I Am Where I Live
Personality affects migration patterns of the common Homo sapiens.
By Matthew Hutson published March 1, 2009 - last reviewed on June 9, 2016
The Free Bird
Those who can't sit for five minutes don't live in one place for long. People who prefer vigorous and fast-paced lifestyles move more frequently, whether it's from country to city or vice versa.
Being neurotic increases the probability that you'll move, perhaps because your inclination to negative emotions like distress makes you less satisfied with your town, especially if it is rural. But this personality type also decreases the distance of the migration, perhaps because long-distance moves are so stressful.
People who are open to new experiences—those who are more imaginative, adventurous, and curious about the world—are more likely to uproot and move over 10 years' time. Something novel awaits!

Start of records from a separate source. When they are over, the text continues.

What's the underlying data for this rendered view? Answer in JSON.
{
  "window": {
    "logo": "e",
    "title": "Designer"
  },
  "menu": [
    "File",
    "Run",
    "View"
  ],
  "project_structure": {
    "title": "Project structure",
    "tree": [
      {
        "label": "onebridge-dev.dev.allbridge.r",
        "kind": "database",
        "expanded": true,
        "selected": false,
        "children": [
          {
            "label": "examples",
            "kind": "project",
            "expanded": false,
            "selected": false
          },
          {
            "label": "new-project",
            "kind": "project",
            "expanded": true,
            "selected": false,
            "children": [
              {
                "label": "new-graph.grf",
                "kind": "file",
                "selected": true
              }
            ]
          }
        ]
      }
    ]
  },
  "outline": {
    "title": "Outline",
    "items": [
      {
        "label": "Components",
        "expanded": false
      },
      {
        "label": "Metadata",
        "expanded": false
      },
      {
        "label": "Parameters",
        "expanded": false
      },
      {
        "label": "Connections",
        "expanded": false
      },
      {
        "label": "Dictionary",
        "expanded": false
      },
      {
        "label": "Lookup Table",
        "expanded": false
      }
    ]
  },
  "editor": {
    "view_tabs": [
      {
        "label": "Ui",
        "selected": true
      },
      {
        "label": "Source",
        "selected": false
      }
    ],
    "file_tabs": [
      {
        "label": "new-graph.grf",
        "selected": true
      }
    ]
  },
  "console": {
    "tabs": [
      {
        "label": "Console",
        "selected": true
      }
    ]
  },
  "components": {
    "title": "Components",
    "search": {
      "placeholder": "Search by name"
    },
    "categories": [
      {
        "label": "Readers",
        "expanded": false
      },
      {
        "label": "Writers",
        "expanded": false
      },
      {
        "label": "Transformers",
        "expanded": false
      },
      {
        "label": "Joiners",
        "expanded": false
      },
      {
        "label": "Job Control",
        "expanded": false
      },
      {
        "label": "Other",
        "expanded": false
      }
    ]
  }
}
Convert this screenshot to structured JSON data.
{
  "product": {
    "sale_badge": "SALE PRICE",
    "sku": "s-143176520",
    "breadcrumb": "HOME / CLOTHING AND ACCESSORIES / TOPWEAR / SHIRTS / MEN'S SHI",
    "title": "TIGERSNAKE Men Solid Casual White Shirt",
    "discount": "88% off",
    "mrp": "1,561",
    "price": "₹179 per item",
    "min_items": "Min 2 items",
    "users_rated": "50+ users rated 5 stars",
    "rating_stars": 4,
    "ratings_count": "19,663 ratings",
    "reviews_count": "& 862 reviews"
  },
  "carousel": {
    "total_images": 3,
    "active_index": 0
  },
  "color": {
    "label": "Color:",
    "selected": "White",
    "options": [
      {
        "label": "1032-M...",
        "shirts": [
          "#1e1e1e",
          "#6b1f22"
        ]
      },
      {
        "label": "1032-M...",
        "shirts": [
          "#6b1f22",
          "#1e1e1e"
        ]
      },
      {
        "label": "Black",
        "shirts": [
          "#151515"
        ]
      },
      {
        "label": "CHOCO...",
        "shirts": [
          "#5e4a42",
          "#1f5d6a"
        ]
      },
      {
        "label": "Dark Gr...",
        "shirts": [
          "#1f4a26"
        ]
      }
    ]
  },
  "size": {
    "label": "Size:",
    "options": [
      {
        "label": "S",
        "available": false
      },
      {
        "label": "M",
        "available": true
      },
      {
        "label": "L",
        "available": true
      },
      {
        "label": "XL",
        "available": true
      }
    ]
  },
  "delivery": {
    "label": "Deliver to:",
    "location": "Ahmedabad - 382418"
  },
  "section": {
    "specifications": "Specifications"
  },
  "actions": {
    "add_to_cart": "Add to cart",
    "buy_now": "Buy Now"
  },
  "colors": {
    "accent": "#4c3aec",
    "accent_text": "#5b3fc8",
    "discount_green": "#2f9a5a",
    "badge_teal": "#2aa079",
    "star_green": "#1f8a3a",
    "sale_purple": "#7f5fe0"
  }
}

When you want to be around people, the city's the place to be. Those who are highly sociable migrate no more frequently than others, but when they do they tend to travel farther distances and move from rural to urban areas, where there are more opportunities for social interaction. They're also more likely to leave the country entirely.
The Friend for Life
Friendly and agreeable people tend to stay rooted where they are. Presumably, you're less likely to up and leave if you've formed unusually strong bonds with friends and neighbors in your community. The grass is greener where I am, thank you very much.